Purpose: To evaluate automatic data interpretations by the Peak-Calling function in the QIAxcel software, and compare with manual interpretation results on amplicons generated by the 11-gene multiplex PCR.
Methods: A total of 185 enriched cattle fecal swab pools (5 per pool) were amplified for 11-genes described above. PCR products were directly run on the QIAxcel without further manipulation. Positive amplifications of each of the 11 genes for each sample were manually interpreted. The results were then compared with data generated automatically by the Peak-Calling method.

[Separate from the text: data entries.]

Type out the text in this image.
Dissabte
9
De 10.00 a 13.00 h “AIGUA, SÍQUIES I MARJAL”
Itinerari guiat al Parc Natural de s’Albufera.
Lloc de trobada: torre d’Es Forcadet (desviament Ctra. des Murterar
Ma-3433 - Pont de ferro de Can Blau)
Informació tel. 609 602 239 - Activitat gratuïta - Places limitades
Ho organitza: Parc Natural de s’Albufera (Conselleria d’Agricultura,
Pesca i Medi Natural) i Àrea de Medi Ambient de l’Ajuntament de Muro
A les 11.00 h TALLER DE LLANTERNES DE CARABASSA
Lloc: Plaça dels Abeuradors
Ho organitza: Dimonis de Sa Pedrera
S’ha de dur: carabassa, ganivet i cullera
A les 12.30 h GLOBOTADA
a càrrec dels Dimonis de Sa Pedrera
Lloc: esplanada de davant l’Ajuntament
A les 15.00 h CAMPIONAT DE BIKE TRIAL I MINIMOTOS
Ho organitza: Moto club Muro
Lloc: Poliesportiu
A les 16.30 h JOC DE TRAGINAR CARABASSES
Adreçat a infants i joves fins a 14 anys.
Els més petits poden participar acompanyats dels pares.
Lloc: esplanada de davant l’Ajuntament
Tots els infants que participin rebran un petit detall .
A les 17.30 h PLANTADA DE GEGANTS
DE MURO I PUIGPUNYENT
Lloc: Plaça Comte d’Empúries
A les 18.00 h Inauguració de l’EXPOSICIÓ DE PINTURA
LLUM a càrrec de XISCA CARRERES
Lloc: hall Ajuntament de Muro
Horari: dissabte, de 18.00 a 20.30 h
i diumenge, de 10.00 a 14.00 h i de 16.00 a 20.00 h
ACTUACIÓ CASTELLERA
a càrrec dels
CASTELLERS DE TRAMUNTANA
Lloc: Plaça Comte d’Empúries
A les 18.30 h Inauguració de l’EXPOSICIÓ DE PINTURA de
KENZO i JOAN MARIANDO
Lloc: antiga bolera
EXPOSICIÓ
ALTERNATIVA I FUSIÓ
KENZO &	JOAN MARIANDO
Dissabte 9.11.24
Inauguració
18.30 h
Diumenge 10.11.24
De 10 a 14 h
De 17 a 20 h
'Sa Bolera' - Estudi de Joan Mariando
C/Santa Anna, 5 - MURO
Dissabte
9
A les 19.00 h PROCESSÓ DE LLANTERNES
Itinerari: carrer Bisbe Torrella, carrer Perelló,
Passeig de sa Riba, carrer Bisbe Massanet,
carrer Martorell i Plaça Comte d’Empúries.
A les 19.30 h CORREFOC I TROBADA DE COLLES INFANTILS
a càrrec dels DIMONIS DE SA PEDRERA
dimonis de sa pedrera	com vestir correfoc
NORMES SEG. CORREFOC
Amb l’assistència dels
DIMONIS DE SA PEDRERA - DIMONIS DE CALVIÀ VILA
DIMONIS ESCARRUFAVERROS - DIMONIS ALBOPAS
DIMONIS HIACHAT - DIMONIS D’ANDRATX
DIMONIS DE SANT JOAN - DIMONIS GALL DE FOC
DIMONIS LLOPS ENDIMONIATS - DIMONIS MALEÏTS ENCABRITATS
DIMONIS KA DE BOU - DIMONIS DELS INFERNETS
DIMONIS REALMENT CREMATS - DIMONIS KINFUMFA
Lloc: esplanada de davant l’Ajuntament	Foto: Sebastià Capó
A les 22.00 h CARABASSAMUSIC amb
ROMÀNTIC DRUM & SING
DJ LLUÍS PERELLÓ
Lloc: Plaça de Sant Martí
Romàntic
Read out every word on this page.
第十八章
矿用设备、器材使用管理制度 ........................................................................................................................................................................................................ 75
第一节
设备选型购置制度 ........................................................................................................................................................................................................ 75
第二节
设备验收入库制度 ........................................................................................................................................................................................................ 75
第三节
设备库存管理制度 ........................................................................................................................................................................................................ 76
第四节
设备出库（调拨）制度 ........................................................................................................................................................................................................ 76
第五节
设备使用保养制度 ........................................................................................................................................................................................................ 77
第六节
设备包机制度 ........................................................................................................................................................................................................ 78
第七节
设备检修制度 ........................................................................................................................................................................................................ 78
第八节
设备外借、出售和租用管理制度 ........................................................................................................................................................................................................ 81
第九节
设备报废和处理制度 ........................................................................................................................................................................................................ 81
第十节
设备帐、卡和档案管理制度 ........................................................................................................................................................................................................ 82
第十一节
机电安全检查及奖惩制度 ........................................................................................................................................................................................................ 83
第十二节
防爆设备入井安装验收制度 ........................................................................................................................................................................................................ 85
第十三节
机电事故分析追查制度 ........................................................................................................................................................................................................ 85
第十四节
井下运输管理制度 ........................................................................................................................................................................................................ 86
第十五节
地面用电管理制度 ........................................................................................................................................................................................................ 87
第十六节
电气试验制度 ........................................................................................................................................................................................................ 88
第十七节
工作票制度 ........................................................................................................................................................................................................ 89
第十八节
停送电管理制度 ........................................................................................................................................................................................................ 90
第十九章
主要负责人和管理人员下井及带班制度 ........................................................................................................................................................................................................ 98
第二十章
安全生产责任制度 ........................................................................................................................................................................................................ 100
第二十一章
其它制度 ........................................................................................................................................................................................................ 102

Results: Most samples (86.5%) were positive for at least one of the seven O-types, and two virulence genes. Positive bands for individual sample ranged from 2-9 (some samples were positive for more than one O-types), with average of 5 bands. The total number of bands in these 185 samples was 931. Samples were 61.6%, 28.1% and 19.5% positive for O157, O26 and O103 E. coli serogroups, respectively. Bands that manually identified were 98.9% the same as those identified by Peak-Calling interpretations.
Significance: From the 185 samples tested, Peak-Calling method identified the same numbers and same sizes of bands to that generated by manual interpretations. Applying the Peak-Calling method post an 11-gene multiplex PCR will significantly save personnel time. The method will also reduce potential interpretation errors generated by manual interpretations.